Contrat de transfert de joueur professionnel : que faut-il savoir ?

Que faut-il savoir sur le contrat de transfert de joueur ? 

Les opérations de transfert à la fin de la saison sportive sont des plus médiatisées, et parfois des plus controversées

Les montants inscrits dans les contrats de transfert des joueurs de football au terme du célèbre mercato ont ainsi pu atteindre des valeurs jugées indécentes en considération de leur objet : la “vente” d’un joueur. 

S’il ne l’a pas encore fait, le législateur cherche aujourd’hui à régir cette pratique : il s’agit de mieux encadrer les contrats de transfert de joueur, et d’éviter les écarts, notamment financiers. 

D’une part, avec l’engagement dans un club, ces opérations déterminent la carrière très courte du sportif professionnel. 

D’autre part, elles représentent une source de revenu importante pour le club qui “vend” le joueur. 

Que vous soyez sportif professionnel ou responsable d’un club, il est donc primordial de vous familiariser avec le contrat de transfert du joueur qui est voué à se complexifier. Cet article a pour but de vous l’expliquer en détail.

Avocats en droit du sport, nous pouvons vous accompagner dans vos opérations de transfert de joueurs professionnels.

Qu’est-ce qu’un contrat de transfert de joueur? 

Qui sont les parties au contrat de transfert de joueur? 

Le contrat de transfert du joueur est un contrat tripartite entre un joueur et deux clubs. 

Le transfert d’un joueur est la prestation assurée par le club « cédant » auprès du club « acquéreur ». Comme la prestation concerne une personne, sa participation au contrat de transfert est impérative. 

Bon à savoir : dans ce contexte, l’identification de l’étape de formation du contrat de transfert est difficile, et souvent faite au cas par cas. Elle est pourtant importante dans le droit de son exécution. Pensez à vous faire accompagner par un avocat en droit du sport pour la rédaction de ce contrat.

Quels sportifs sont concernés par les contrats de transfert de joueurs?

Tous les sportifs ne sont pas concernés par les contrats de transfert. 

Sont concernés :

  • les sportifs professionnels : les sportifs amateurs ne peuvent faire l’objet d’un contrat de transfert ; 
  • les sportifs pratiquant les sports collectifs : le mécanisme du transfert ne vaut pas pour les sportifs individuels ; 
  • les sportifs pratiquant les sports mécaniques : seul exception au point précédent, il existe des contrats de transfert de sportifs individuels pratiquant un sport mécanique (rallye automobile, motocross,etc). 

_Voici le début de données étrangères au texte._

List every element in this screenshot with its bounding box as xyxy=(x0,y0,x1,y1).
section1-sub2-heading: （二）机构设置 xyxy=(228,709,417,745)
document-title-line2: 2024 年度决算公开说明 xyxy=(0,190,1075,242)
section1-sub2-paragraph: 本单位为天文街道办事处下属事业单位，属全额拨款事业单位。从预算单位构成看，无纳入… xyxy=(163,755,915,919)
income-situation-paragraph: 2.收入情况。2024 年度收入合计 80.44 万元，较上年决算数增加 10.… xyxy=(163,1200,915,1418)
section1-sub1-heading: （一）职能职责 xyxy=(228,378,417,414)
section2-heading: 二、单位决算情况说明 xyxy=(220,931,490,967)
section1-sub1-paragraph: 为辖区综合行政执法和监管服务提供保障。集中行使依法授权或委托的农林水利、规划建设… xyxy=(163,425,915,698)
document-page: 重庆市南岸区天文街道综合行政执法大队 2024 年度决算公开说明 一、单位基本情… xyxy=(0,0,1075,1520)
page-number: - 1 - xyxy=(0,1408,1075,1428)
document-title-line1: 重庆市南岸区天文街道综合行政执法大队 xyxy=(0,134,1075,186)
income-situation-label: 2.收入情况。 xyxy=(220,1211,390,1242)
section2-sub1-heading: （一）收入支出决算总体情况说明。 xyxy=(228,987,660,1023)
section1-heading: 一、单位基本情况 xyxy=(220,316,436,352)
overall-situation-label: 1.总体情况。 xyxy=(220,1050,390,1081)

Quel est l’objet d’un contrat de transfert de joueur? 

L’objet du contrat de transfert de joueur est l’opération de transfert d’un joueur

L’opération de transfert est une opération juridique originale :

  • qui permet la mutation définitive du joueur salarié d’un club à un autre club : le transfert est donc la succession de la résiliation et de la signature d’un contrat de travail par le joueur ; 
  • qui s’effectue à titre onéreux : le transfert est donc également une transaction entre deux clubs échangeant les talents d’un sportif. 

Malgré le vocabulaire couramment employé, le contrat de transfert de joueur est bien différent de la simple « vente » d’un sportif. 

Comment rédiger le contrat de transfert d’un joueur? 

Quels textes faut-il respecter dans la rédaction du contrat de transfert de joueur? 

Le contrat de transfert de joueur n’a pas de régime légal spécifique: on dit qu’il est “innommé” par la loi. C’est donc le droit des contrats qui préside à sa rédaction. 

Ce droit n’impose pas de formes particulières de rédaction. 

De même, vous êtes libres de rédiger comme vous voulez le contenu du contrat de transfert du joueur, pourvu que ce contenu soit assez précis et licite

La licéité du contenu du contrat de transfert du joueur dépend : 

  • du droit national en vigueur : le droit français interdit en particulier les conventions portant sur les attributs de la personne humaine. Veillez à ce que le contrat rédigé mentionne le transfert des qualités professionnelles et sportives du joueur, et non de sa personne ou de ses attributs ;
  • des règlements des fédérations sportives (nationales pour les transferts au sein d’un pays, internationales pour les transferts entre pays) : le droit fédéral fixe notamment les périodes possibles de mutation (les dates du mercato), les exigences relatives à la formation des joueurs transférés, et les conditions d’homologation du contrat de transfert par la fédération. 

Combien d’actes faut-il conclure dans le contrat de transfert de joueur? 

Le contrat de transfert de joueur n’est pas en pratique un acte unique, mais un ensemble de trois actes successifs.   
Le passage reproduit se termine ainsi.